In this blog post, we revisit the SNRs for the same components of CPI inflation with over 10 more years of subsequent data. We also extend our analysis to personal consumption expenditures (PCE) inflation and its major components. Our estimates are based on data from January 2011 to March 2023. As before, the ratio for a given component is calculated by dividing the correlation between year-over-year headline inflation and the 12-month-lagged component’s inflation rate by the lagged component’s sample standard deviation, and then taking the square of the result. The two figures below plot, from lowest to highest, the SNRs for components of CPI and PCE inflation, respectively.
Food Now Has the Highest Predictive Value for Headline CPI
In the first figure, we see that the energy SNR is the second lowest among the six CPI components, continuing its trend since the mid-1970s. In 2011, the SNR of food prices was higher than that of energy, transportation and clothing but lower than that of health care and shelter. This is no longer the case: Food now tops the chart with the highest SNR (0.09), followed closely by health care (0.07). This means that food has the highest predictive content relative to noise among all the components. At least in the case of CPI, the SNRs suggest that food is a useful predictor of future headline inflation and should not be excluded vis-à-vis core inflation. Moreover, since 2011, health care has become a more important player.
Signal-to-Noise Ratios: Select CPI Inflation Components
SOURCE: Bureau of Labor Statistics and authors’ calculations.
Food Services Has the Highest Predictive Value among PCE Components
The second figure displays the SNRs for PCE inflation components. Here, however, the food category is broken into two components: food purchases and food services. Both SNRs are above the median, but the ratio of food services is about three times that of purchases. Looking at the PCE components adds an interesting layer to the story of food as told by their CPI counterpart: It seems that food services specifically is important for forecasting future headline inflation.
Signal-to-Noise Ratios: PCE Inflation Components
SOURCE: Bureau of Economic Analysis and authors’ calculations.
While the SNRs of food and health care were comparable in the CPI case, the SNR of health care easily surpasses that of all other components of the PCE. At 1.37, it is over four times the second highest SNR, that of recreational services.

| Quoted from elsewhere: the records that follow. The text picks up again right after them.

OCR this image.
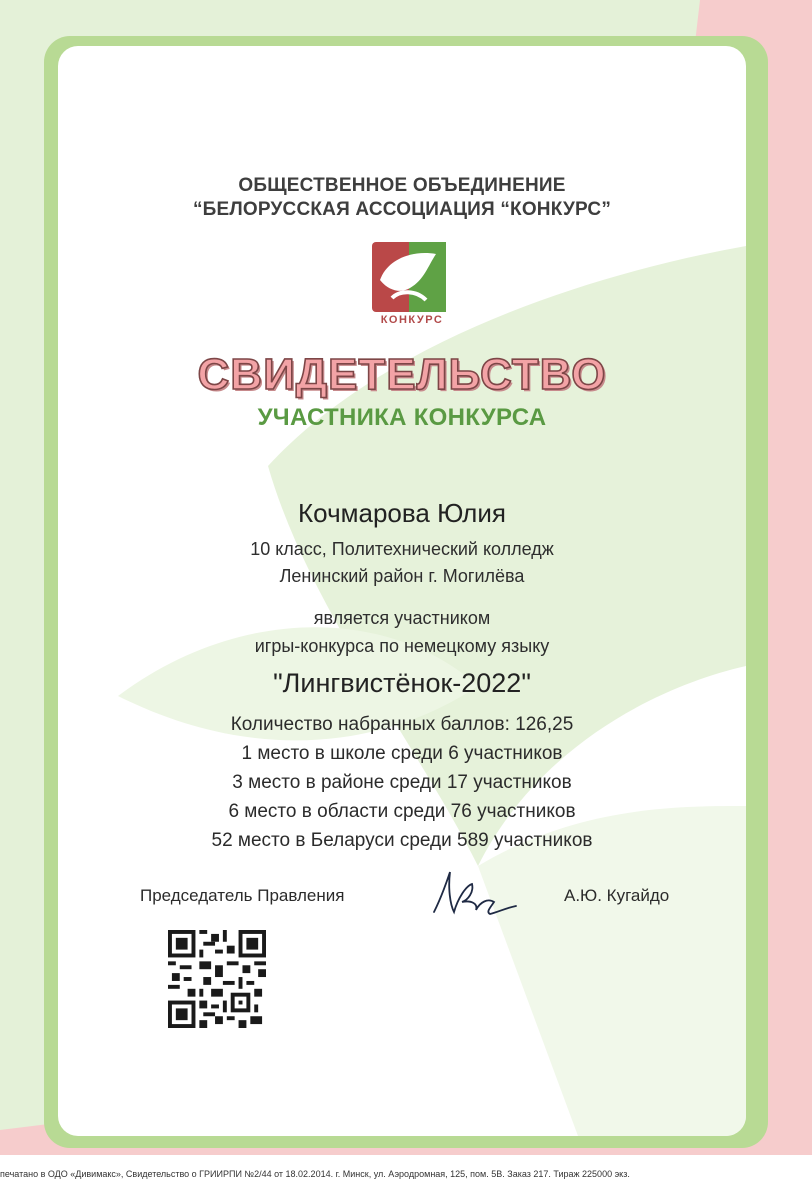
ОБЩЕСТВЕННОЕ ОБЪЕДИНЕНИЕ
“БЕЛОРУССКАЯ АССОЦИАЦИЯ “КОНКУРС”
КОНКУРС
СВИДЕТЕЛЬСТВО
УЧАСТНИКА КОНКУРСА
Кочмарова Юлия
10 класс, Политехнический колледж
Ленинский район г. Могилёва
является участником
игры-конкурса по немецкому языку
"Лингвистёнок-2022"
Количество набранных баллов: 126,25
1 место в школе среди 6 участников
3 место в районе среди 17 участников
6 место в области среди 76 участников
52 место в Беларуси среди 589 участников
Председатель Правления	А.Ю. Кугайдо
печатано в ОДО «Дивимакс», Свидетельство о ГРИИРПИ №2/44 от 18.02.2014. г. Минск, ул. Аэродромная, 125, пом. 5В. Заказ 217. Тираж 225000 экз.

PCE results corroborate the recent rise in predictive significance of health care vis-à-vis future headline inflation first observed with CPI.
Conversely, the SNR of clothing, as well as that of gas and energy prices, remains at the bottom of the chart, mirroring the case with the CPI. Also consistent with the CPI components, the SNR for transportation services is slightly higher than those of clothing and energy, but the ratio is still very low, indicating little predictive significance for future headline inflation. Also near the bottom are financial services and other nondurable goods.